Cardiocondyla bicolor Donisthorpe 1930

Cardiocondyla bicolor Donisthorpe 1930

[types investigated]

This taxon was described from Israel. Investigated was the worker holotype labelled ‘ Palestine: Drs. D.Scheinkin & J.Carmin B.M.1930-163\ On Ficus sycamore\ bicolor Donisthorpe \ Type « and one worker paratype labelled ‘ Palestine: Drs. D.Scheinkin & J.Carmin B.M.1930-163\ On Ficus sycamore\ bicolor Donis. \ Cotype’. Depository: BMNH London. The type sample is allocated to the C. obscurior cluster with p =0.9992 if run as wild-card in a LDA (see above).

All material examined. Numeric phenotypical data were available in 43 samples (35 nest samples and 9 single-specimen stray samples) with 93 workers. For details see supplementary information SI1, SI2. Excluding single-specimen samples with unclear separation from C. wroughtonii , this material originated from Brasil (3

samples), Bermuda (1), Ecuador (2), Germany (3), Hawaii (2), India (1), Israel (1), Japan (10), Micronesia (1), Puerto Rico (2), Seychelles (5) Singapore (1), Spain (5), USA (4)

Geographic range. As a tramp species of putatively Southeast Asian origin this species is, like wroughtonii , widely distributed over the tropical regions of the Old and New World. However, with exception of a finding from Singapore, there are no verified vouchers from the Indo- Malayan and Australasian regions where C. wroughtonii is dominant. It has also been found in buildings in the temperate zone ( Germany).

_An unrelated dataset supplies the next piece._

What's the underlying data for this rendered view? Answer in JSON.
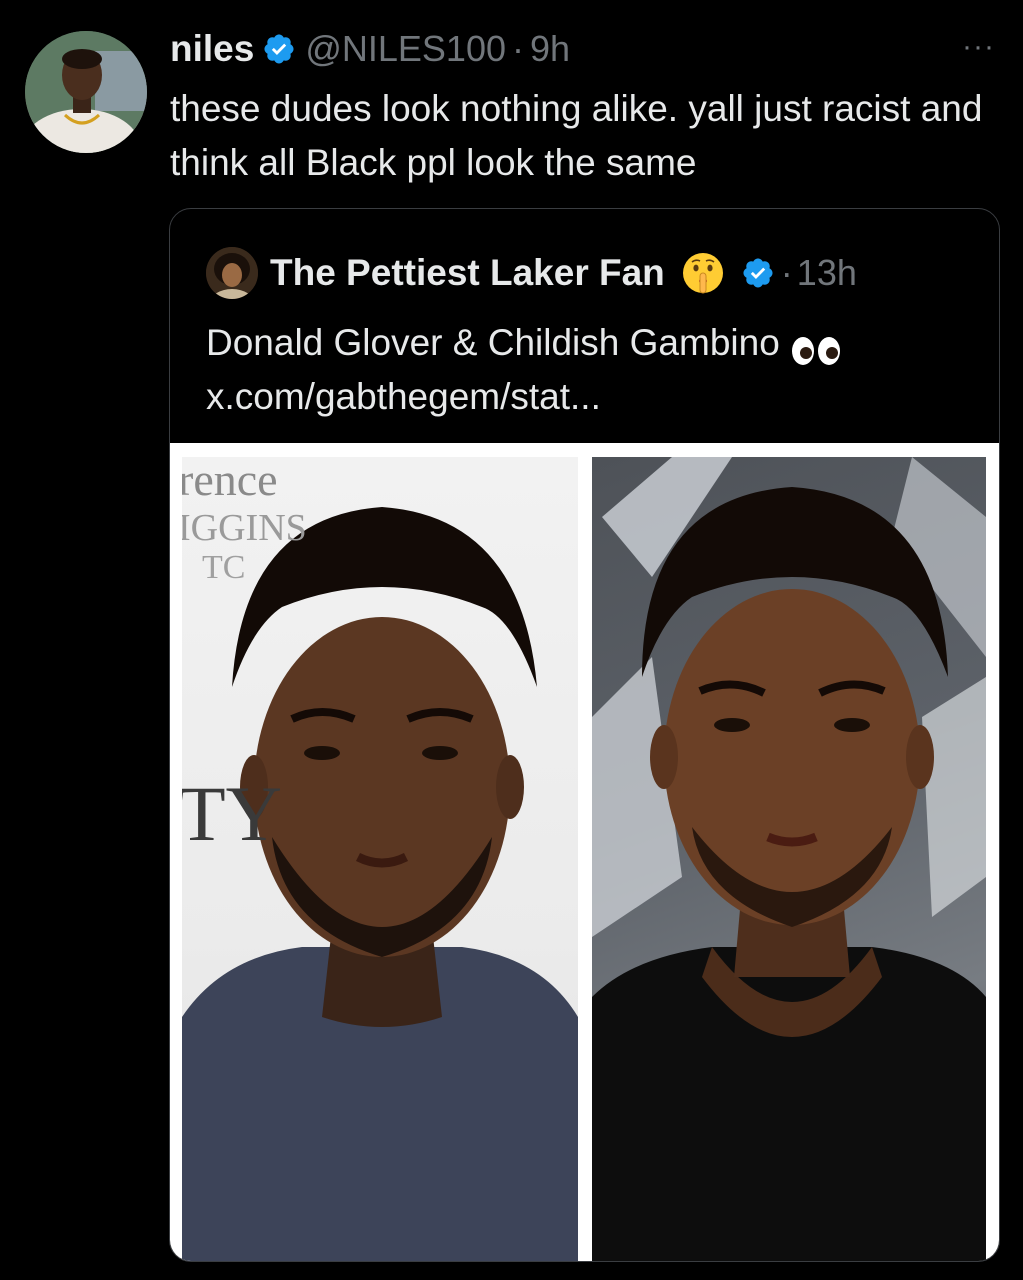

Diagnosis: --Worker ( Tab. 1, Figs 32–35, key). Very small and slightly larger than wroughtonii, CS 430 µm. Head short, CL/CW 1.111. Anterocentral clypeal margin straight or slightly notched; central occipital margin usually straight or with a very weak concavity. Postocular distance large, PoOc/CL 0.435. Frons broad (FRS/CS 0.268), frontal carinae caudal of FRS level parallel (FL/FR 1.011). Eye medium-sized, EYE/CS 0.229. Scape short and slightly longer than in wroughtonii, SL /CS 0.772. Metanotal groove in lateral view deep (MGr/CS 3.65 %) and usually with steep anterior and posterior slopes. Promesonotal plane in dorsal view without ‘shoulders’ due to a strongly convex frontal margin and rather straight lateral margins (Fig. 34). Propodeal spines shorter than in wroughtonii (SP/CS 0.185) and their bases less approached (SPBA/CS 0.292). Petiole wider and slightly higher than in wroughtonii (PeW/CS 0.292, PeH/CS 0.338), axis of petiolar peduncle in lateral aspect deviating by 30° from the longitudinal axis of the petiole node. Postpetiole wider and higher than in wroughtonii (PpW/ CS 0.459, PpH/CS 0.314), the sternite anterolaterally with a rounded lobiform protrusion on each side which clearly elevates above the level of median surface of sternite; the surface of the sternite thus appearing deeply concave in frontal view. Sculpture on head, mesosoma and waist similar to wroughtonii . Pubescence on first gaster tergite moderately long and dilute (PLG/CS 6.2 %, sqPDG 5.13). The dark color morph, which resembles the dark color morp of wroughtonii , is found in 98 % of the samples – one sample, possibly hybrids, showed a pattern similar to the light color morph of wroughtonii .

Taxonomic comments. The morphological separation from C. wroughtonii is described above.

Biology. In contrast to C. wroughtonii , C. obscurior was reported to nest in cavities of bushes and trees 2–5 m above the ground level; it was found in dead twigs of trees such as Erythrina variegata (Okinawa), in dwarf coconuts ( Brazil), galls of Acacia trees ( Brazil), between crippled-curled leaves of a Citrus tree ( Brasil), in a dead twig on a tree (Florida), on a Ficus tree ( Israel), in the gall of a Tamarix bush ( Israel), below the bark of strong trees (Tenerife) and in the cavity of a coconut high in the tree ( Zanzibar). Demography and behavior of nest populations as well as male polyphenism and behavior are the same as in C. wroughtoni ( Heinze 2017) . Errbii et al. (2021) have shown that populations of Cardiocondyla obscurior belong to two distinct lineages, a lineage so far only found in Latin America and a more cosmopolitan Old World lineage. A strong genetic differentiation of these lineages began latest 40,000 generations ago but introgression from the Old World lineage is a dominant source of genetic diversity in the Latin America lineage and is likely to contribute to the adaptive potential of the Latin America lineage. The lineages are infected by different Wolbachia strains, one causing cytoplasmic incompatibility ( Ün et al. 2021).